In <1993Jul24.024908.27448@craycos.com> scott@craycos.com (Scott Bolte) writes:

>	I spent an embarrassing long time working on the white on white
>	standout mode problem. ...

>	The stock termcap entry ended up setting "vp->so_at" to 0x17.
>	I did not dig further to see how 0x17 would be used.

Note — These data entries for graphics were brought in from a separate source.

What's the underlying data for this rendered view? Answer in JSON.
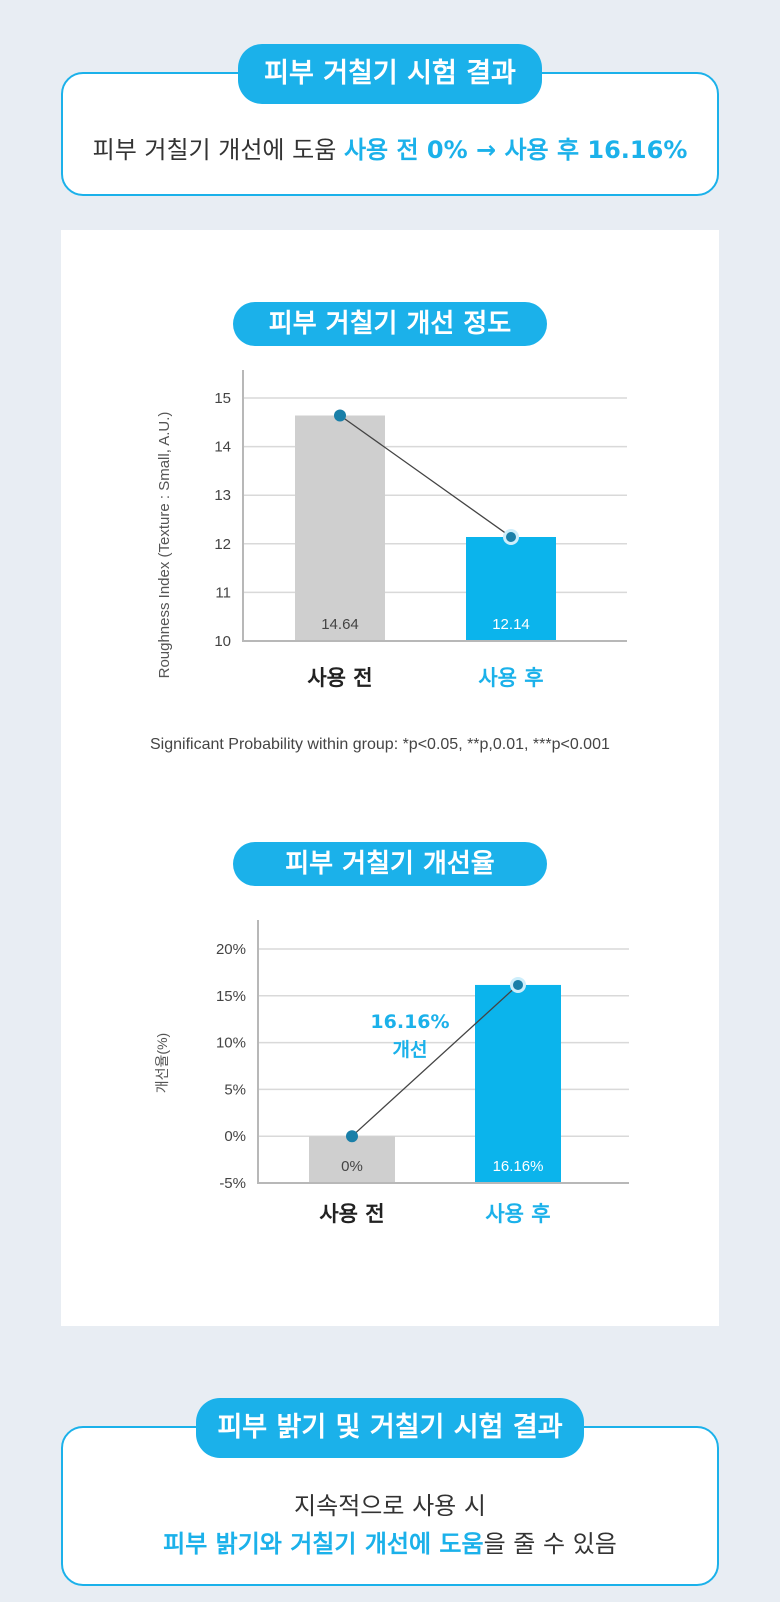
{
  "top_result": {
    "title": "피부 거칠기 시험 결과",
    "line_prefix": "피부 거칠기 개선에 도움 ",
    "line_highlight": "사용 전 0% → 사용 후 16.16%"
  },
  "chart1_title": "피부 거칠기 개선 정도",
  "chart2_title": "피부 거칠기 개선율",
  "significance_note": "Significant Probability within group: *p<0.05, **p,0.01, ***p<0.001",
  "chart_data": [
    {
      "type": "bar",
      "categories": [
        "사용 전",
        "사용 후"
      ],
      "values": [
        14.64,
        12.14
      ],
      "data_labels": [
        "14.64",
        "12.14"
      ],
      "ylabel": "Roughness Index (Texture : Small, A.U.)",
      "ylim": [
        10,
        15
      ],
      "yticks": [
        "10",
        "11",
        "12",
        "13",
        "14",
        "15"
      ],
      "colors": [
        "#cfcfcf",
        "#0bb4ec"
      ],
      "grid": true,
      "trend_line": true
    },
    {
      "type": "bar",
      "categories": [
        "사용 전",
        "사용 후"
      ],
      "values": [
        0,
        16.16
      ],
      "data_labels": [
        "0%",
        "16.16%"
      ],
      "ylabel": "개선율(%)",
      "ylim": [
        -5,
        20
      ],
      "yticks": [
        "-5%",
        "0%",
        "5%",
        "10%",
        "15%",
        "20%"
      ],
      "colors": [
        "#cfcfcf",
        "#0bb4ec"
      ],
      "grid": true,
      "trend_line": true,
      "annotation": [
        "16.16%",
        "개선"
      ]
    }
  ],
  "bottom_result": {
    "title": "피부 밝기 및 거칠기 시험 결과",
    "line1": "지속적으로 사용 시",
    "line2_highlight": "피부 밝기와 거칠기 개선에 도움",
    "line2_suffix": "을 줄 수 있음"
  }
}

Or what it
>	means. (Beyond white on white of course :-) But I did find a
>	more reasonable setting (0x10) given a monochrome monitor.
>	Working backwards I came up with the sequence found in the
>	termcap entry below.

Oops!  The stock termcap entry shouldn't have colors.  The one in the
0.2.4 patchkit has my local hack to give blue on white for standout:

	:so=\E[7;1r\E[7m:

Here "\E[7;1r" is a pccons escape sequence to set the `standout' color
to white on blue (0x17) on color screens.  On mono screens it should do
nothing; it works right for pccons on mono displays.  It's not clear
what it should do on gray-scale displays.  "\E7m" is the ANSI escape
sequence to give reverse video.

>pc3mono|IBM PC 386BSD Console with monochrome monitor:\
>	:so=\E[0;1r\E[1m:tc=pc3:

Here "\E[0;1r" sets the `standout' color to the usual default for mono
screens.  "\E[1m" is the ANSI escape sequence to give bold.  It works
the same as the sequence for reverse video because pccons treates the
parameter before "m" as a flag (zero or nonzero).